Si Mai 68 m’était conté …

Alors que la France se prépare à féter les quarante ans de Mai 68, la génération des soixante huitards est en devoir de se poser quelques questions. Leur mouvement a-t-il changé la société pour le meilleur ou pour le pire ?

Les avis sont partagés.

Voici ce qu’en pense notre président ainsi qu’une grande partie de la population qui l’a élu au suffrage universel, lui même, faut-il se le rappeler, le résultat de plusieurs mouvements de contestation populaire:

  • «Ce fut une campagne aux prises avec une crise morale comme la France n’en a peut-être jamais connu, sauf peut-être au temps de Jeanne d’Arc.»
  • «Les héritiers de Mai 68 avaient imposé l’idée que tout se valait, qu’il n’y avait donc désormais aucune différence entre le bien et le mal, aucune différence entre le vrai et le faux, entre le beau et le laid. Ils avaient cherché à faire croire que l’élève valait le maître [...], que la victime comptait moins que le délinquant.»
  • «Il n’y avait plus de valeurs, plus de hiérarchie»
  • «Il s’agit de savoir si l’héritage de Mai 68 doit être perpétué, ou s’il doit être liquidé une bonne fois pour toutes»
Daniel COHN-BENDIT et Alain GEISMAR, meneurs du mouvement à l’époque répliquent dans un mea-culpa générationnel:
  • Nous sommes coupables d’avoir fait souffler un vent de liberté et d’autonomie à la radio-télévision d’Etat d’alors ; ce que semble regretter Nicolas Sarkozy.
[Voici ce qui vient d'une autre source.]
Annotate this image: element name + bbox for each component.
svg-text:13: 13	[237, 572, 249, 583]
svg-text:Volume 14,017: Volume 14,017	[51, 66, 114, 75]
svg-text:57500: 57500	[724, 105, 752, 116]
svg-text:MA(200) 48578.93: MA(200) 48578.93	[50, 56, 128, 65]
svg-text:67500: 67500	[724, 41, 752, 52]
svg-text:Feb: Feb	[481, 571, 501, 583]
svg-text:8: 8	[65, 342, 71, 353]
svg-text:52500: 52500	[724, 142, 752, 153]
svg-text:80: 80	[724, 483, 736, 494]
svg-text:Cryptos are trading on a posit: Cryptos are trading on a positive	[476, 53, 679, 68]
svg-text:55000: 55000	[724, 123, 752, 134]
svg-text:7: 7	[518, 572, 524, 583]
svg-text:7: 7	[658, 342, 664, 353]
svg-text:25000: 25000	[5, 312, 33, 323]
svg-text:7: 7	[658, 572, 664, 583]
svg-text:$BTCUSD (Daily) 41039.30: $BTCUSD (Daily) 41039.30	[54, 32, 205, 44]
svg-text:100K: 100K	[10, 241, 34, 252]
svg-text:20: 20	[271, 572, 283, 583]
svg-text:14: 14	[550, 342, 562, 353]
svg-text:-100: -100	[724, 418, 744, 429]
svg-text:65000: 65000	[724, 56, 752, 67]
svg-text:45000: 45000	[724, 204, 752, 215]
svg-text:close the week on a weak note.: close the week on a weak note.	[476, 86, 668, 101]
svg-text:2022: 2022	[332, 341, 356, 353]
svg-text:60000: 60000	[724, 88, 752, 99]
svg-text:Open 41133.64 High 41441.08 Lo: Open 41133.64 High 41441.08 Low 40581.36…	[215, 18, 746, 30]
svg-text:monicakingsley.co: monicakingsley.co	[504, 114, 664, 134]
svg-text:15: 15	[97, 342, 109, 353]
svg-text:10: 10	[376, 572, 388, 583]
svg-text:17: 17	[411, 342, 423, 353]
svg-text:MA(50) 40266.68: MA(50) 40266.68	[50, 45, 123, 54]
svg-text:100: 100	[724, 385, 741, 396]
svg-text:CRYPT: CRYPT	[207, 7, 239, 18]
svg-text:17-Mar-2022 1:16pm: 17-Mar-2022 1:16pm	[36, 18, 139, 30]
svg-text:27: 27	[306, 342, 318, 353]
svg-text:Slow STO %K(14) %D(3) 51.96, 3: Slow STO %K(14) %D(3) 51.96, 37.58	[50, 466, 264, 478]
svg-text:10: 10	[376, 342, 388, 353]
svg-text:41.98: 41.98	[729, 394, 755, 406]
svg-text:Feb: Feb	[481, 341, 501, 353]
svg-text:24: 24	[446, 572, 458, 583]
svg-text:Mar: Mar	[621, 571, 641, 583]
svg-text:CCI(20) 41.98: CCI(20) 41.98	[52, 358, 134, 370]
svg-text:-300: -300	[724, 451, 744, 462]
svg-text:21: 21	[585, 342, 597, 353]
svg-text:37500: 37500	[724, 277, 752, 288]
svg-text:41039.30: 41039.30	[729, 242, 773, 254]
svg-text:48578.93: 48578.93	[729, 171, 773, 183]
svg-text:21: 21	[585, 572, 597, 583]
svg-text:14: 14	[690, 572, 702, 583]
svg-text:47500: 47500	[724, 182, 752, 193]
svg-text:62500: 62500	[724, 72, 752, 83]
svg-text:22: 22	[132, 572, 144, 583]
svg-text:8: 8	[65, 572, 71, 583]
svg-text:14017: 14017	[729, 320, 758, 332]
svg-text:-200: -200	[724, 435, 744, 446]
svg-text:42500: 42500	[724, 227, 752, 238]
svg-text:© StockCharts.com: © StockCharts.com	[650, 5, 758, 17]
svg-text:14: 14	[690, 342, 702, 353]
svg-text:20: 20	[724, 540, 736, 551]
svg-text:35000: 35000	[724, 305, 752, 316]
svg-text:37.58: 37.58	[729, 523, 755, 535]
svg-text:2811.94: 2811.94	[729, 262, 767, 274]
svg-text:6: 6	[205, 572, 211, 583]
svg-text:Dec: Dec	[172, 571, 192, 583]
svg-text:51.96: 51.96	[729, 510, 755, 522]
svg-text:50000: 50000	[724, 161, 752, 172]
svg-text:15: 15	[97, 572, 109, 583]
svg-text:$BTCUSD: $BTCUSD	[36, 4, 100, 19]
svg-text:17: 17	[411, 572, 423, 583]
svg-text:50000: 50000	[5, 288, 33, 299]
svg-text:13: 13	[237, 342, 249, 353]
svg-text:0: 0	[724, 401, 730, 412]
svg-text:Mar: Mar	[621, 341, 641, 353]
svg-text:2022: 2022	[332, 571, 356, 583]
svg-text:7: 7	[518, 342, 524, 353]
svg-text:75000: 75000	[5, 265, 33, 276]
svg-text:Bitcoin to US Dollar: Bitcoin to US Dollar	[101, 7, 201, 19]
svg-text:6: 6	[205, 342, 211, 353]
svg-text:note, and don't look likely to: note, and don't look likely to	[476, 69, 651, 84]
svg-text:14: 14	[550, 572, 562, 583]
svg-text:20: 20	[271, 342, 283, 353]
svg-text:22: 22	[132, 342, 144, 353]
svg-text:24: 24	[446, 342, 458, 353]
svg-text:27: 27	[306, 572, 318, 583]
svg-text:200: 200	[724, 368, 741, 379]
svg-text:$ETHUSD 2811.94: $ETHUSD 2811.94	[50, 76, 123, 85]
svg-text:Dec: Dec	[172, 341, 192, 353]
  • Nous sommes coupables d’avoir rêvé d’autonomie et de démocratie dans les écoles, les universités et les usines. Coupables d’avoir désiré la justice et l’égalité au travail comme à la maison ; ce qui semble déranger Nicolas Sarkozy.
  • Nous sommes coupables d’avoir taillé une croupière à l’autoritarisme gaulliste, marxiste, communiste, syndical et patronal.
  • Nous sommes coupables de cette réalité d’aujourd’hui où les femmes et les hommes décident en toute liberté de leur corps, où les jeunes décident librement de leur contraception et où les femmes ont le droit de choisir de laisser naître un enfant ou pas. Visiblement, cela ne plaît pas non plus à Nicolas Sarkozy.
  • Nous sommes coupables d’un tas de conneries comme «CRS-SS». Mais était-ce donc pire qu’un «Cohn-Bendit à Dachau !» entendu comme slogan à la grande manifestation gaulliste ? Nous sommes coupables du bêtisier révolutionnaire des «Vive Trotski !», «Vive Che Guevara !», «Vive Mao !», autrement dit, des «Vive la révolution autoritaire ou totalitaire», «libertaire ou plébéienne». Coupables, donc, d’avoir béatifié Marx ou Proudhon en ignorant Hannah Arendt et Albert Camus, mais aussi de n’avoir pas bien lu Jean-Paul Sartre.
  • Nous sommes génétiquement coupables d’un désir d’égalité, de solidarité et de liberté. Nous sommes génétiquement coupables de penser que le pouvoir n’est pas la propriété privée d’un homme ou d’une femme. Nous sommes génétiquement coupables de rêver d’une mondialisation écologiquement et socialement régulée. Nous sommes génétiquement coupables de croire que le kärcher ne résout rien et que la police ne peut pas tout.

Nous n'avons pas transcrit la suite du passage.